Parameter-free Regression-based Autonomous Control of Off-the-shelf Quadrotor UAVs
Autonomous flight in unmanned aerial vehicles (UAVs) generally requires platform-specific knowledge of the dynamical parameters and control architecture. Recently, UAVs have become more accessible with off-the-shelf options that are well-tuned and stable for user teleoperation but due to unknown model parameters, they are typically not ready for autonomous operations.
We develop a method to enable autonomous flight on vehicles that are designed for teleoperation with minimal knowledge of the dynamical and controller parameters. The proposed method uses a basic knowledge of the control and dynamic architecture along with human teleoperated trajectories for demonstration learning. We use a regression-based model with statistical validation to minimize errors in input generation.
A Data-driven Framework for Proactive Intention-Aware Motion Planning of a Robot in a Human Environment
For safe and efficient human-robot interaction, a robot needs to predict and understand the intentions of humans who share the same space. Mobile robots are traditionally built to be reactive, moving in unnatural ways without following social protocol, hence forcing people to behave very differently from human-human interaction rules, which can be overcome if robot were proactive.

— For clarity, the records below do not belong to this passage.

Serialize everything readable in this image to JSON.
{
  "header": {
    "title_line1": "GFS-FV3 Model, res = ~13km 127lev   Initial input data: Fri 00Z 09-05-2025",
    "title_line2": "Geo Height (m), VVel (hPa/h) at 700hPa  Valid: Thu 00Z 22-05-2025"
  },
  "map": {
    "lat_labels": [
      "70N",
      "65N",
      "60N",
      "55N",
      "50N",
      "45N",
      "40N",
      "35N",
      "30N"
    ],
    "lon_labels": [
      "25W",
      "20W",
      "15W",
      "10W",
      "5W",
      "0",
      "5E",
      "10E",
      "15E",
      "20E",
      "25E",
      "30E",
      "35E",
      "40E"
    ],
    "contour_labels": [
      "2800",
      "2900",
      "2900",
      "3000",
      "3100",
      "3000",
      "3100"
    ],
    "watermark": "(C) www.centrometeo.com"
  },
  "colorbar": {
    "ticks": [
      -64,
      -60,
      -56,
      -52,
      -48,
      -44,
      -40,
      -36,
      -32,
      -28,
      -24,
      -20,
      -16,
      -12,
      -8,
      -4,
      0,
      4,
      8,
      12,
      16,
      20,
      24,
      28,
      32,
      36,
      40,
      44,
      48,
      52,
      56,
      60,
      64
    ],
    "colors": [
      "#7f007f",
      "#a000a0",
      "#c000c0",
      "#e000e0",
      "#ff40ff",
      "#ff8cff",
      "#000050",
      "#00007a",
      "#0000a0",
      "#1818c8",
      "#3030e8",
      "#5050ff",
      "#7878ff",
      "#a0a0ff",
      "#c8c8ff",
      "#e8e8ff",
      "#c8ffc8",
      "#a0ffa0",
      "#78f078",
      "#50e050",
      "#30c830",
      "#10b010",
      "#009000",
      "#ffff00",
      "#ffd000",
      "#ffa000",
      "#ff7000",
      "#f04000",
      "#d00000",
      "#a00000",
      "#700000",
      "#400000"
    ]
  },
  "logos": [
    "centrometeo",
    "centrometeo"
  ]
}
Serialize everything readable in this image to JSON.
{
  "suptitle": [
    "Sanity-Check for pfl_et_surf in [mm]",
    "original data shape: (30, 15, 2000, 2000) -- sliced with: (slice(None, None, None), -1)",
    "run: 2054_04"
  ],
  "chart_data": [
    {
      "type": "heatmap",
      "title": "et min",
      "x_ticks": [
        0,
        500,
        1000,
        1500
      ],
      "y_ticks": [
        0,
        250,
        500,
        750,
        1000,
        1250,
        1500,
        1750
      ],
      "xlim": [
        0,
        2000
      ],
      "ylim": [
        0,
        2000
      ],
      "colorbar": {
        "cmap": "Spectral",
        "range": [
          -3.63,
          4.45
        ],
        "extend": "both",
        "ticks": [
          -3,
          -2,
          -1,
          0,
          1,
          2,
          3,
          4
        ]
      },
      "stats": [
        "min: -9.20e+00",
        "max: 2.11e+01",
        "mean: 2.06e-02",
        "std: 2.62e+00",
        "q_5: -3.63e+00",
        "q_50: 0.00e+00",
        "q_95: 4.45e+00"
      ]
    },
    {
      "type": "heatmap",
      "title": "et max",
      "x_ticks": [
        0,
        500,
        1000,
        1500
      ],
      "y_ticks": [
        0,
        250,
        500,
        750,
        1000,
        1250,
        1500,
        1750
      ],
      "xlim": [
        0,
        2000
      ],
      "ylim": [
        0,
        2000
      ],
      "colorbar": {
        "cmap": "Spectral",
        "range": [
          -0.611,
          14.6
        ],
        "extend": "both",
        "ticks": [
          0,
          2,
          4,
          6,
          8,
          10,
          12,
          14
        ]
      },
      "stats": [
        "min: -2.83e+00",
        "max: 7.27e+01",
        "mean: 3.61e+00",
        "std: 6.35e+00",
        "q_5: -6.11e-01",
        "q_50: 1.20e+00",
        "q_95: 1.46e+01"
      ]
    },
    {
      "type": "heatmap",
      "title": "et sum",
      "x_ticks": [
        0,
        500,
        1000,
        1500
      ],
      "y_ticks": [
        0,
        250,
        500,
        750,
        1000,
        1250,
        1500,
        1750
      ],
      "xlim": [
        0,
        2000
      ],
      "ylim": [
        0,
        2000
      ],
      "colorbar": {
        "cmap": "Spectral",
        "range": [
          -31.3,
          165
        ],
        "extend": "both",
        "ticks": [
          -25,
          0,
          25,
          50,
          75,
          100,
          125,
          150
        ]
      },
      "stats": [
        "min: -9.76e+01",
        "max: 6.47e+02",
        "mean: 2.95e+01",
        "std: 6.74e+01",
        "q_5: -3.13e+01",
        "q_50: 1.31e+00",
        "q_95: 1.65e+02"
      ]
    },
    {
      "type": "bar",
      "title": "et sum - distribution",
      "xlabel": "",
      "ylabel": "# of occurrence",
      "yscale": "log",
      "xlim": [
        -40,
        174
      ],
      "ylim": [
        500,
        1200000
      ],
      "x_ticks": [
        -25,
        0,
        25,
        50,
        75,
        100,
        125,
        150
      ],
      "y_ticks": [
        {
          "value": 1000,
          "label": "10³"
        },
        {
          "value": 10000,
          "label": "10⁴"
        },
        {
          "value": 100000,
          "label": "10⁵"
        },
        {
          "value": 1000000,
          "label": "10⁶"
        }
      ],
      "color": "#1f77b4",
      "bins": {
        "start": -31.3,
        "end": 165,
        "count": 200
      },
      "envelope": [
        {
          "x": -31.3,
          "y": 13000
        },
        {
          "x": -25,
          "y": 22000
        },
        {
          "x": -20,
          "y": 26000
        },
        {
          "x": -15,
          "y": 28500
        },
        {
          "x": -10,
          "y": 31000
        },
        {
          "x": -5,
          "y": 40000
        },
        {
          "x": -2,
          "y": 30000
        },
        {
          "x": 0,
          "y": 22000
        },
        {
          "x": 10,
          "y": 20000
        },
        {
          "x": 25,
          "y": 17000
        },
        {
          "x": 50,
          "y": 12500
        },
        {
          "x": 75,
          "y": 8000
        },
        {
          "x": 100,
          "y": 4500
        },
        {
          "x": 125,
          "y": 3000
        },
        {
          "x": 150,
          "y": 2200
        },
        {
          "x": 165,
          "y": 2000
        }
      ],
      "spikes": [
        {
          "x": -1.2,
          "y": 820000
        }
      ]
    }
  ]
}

We build an intention-aware proactive motion planning strategy for mobile robots that coexist with multiple humans. We propose a framework that uses Hidden Markov Model (HMM) theory to: i) predict future states and estimate the likelihood that humans will cross the path of a robot, and ii) concurrently learn, update, and improve the predictive model with new observations at run-time. We also use stochastic reachability analysis to identify multiple possibilities of future states and a control scheme that leverages temporal virtual physics inspired by spring-mass system to enable proactive motion planning.